A Moscow court has prolonged the curfew for Lyubov Sobol, the lawyer for jailed opposition politician Aleksei Navalny's Anti-Corruption Foundation (FBK), potentially undermining her campaign for parliament.
Sobol's lawyer, Vladimir Voronin, told the Interfax news agency on June 7 that the court extended her curfew by six months to the end of December.
The 33-year-old lawyer said in March she planned to run for parliament's lower chamber, the State Duma, in September elections. She is the latest opposition politician seeking a seat in parliament to face legal pressure.

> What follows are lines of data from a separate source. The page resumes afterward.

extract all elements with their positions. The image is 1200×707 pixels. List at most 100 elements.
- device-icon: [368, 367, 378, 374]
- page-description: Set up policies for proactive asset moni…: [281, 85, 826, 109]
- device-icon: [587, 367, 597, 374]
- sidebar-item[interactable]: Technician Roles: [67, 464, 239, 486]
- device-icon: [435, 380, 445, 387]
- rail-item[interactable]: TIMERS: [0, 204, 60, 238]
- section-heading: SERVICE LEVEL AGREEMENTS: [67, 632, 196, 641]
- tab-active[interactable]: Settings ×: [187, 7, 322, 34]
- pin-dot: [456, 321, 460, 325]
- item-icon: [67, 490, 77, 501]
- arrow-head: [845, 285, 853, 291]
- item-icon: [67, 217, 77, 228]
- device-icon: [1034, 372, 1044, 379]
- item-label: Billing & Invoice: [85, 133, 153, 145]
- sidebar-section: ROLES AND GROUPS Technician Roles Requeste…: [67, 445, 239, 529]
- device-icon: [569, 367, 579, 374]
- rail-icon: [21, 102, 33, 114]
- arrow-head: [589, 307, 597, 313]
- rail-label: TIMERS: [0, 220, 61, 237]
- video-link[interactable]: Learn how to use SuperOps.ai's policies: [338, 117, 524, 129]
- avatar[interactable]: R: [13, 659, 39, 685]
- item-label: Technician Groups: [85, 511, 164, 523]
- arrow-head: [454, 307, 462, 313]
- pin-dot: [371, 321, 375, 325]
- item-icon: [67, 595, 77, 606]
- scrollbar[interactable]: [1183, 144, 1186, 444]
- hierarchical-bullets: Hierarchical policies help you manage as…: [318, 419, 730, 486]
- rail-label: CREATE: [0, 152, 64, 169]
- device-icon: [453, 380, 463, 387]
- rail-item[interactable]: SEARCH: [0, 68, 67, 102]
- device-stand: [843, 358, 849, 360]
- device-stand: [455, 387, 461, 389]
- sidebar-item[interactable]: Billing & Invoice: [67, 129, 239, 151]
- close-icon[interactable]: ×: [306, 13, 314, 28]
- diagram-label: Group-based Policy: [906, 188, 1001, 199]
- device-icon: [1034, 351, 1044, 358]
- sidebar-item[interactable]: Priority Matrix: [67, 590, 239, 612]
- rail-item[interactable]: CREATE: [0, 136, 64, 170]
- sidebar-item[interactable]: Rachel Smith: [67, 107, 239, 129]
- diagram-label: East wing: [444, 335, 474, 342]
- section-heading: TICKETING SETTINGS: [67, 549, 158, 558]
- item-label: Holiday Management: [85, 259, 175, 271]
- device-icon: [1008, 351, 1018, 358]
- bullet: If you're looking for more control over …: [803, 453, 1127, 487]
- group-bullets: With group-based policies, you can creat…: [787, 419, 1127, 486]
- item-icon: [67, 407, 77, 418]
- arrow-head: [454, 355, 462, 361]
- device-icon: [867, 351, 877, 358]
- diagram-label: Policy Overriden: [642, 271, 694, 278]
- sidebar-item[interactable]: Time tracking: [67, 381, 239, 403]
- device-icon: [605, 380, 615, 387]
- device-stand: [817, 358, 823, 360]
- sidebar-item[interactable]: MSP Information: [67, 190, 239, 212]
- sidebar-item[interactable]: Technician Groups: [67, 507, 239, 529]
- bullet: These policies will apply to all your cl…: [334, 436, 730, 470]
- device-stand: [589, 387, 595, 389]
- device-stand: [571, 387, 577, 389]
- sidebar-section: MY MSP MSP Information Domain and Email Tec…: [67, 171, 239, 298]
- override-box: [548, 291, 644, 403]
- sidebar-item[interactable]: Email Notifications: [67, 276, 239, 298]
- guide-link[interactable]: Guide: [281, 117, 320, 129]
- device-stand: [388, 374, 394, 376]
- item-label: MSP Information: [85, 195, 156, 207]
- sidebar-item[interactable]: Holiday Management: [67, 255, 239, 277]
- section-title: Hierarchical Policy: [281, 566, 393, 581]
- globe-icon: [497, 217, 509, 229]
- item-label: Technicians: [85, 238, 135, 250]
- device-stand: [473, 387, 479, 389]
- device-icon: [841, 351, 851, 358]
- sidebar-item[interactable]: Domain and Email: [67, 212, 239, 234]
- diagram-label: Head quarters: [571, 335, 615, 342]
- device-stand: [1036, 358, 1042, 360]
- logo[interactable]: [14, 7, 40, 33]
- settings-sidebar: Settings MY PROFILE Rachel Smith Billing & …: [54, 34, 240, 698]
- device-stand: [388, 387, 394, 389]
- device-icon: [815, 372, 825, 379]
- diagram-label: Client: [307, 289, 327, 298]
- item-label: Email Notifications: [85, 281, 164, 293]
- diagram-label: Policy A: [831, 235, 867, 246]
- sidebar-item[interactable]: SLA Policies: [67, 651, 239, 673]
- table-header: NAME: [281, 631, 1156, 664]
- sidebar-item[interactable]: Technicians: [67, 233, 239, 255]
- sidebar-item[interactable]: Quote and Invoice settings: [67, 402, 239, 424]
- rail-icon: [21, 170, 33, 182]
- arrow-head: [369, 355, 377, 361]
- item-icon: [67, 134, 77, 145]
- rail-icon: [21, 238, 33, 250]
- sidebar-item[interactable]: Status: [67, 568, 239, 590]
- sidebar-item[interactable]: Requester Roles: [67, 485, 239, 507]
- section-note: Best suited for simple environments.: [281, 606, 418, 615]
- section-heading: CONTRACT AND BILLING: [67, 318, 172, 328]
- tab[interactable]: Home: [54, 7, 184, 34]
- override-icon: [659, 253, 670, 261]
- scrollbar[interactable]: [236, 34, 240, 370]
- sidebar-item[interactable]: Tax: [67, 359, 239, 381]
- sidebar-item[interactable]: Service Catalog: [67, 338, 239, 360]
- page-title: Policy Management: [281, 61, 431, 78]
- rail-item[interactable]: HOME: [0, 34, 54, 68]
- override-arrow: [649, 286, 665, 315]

The curfew bars Sobol from leaving her home between 8 p.m. and 6 a.m. It was imposed after she helped lead unsanctioned rallies on January 21 to protest Navalny's incarceration.
Sobol and several other associates and supporters of Navalny were initially placed under house arrest, which was later replaced by a curfew.
Separately, in April another Moscow court sentenced Sobol to a one-year suspended sentence of correctional labor after finding her guilty of trespassing, in what she described as a decision designed to silence her.
The court agreed she illegally forced her way into the apartment of Federal Security Service (FSB) officer Konstantin Kudryavtsev in December 2020, hours after Navalny had published a recording of what he said was a phone conversation with Kudryavtsev.
During the 49-minute phone call, in which Navalny posed as an FSB official conducting an internal review, Kudryavtsev described the details of a state operation to poison the Kremlin critic in August.
Investigators claim Sobol pushed Kudryavtsev's mother-in-law, who opened the door, and forcefully entered the apartment.
Sobol rejected the charge, saying she had not pushed Kudryavtsev's mother-in-law, but went to the apartment to meet Kudryavtsev to ask him about his conversation with Navalny.
Her team has described the case as political "revenge" for a lawyer not afraid to ask questions of the alleged assassin.
Dmitry Gudkov, an opposition politician and former parliament member, said on June 6 that he fled Russia amid concern over his possible arrest on charges that he said were trumped up.
Gudkov said he was warned by several people close to the presidential administration that a fraud case recently opened against him would continue if he did not leave.
He claimed it was an attempt by the authorities for force him out of the country until at least the parliamentary elections.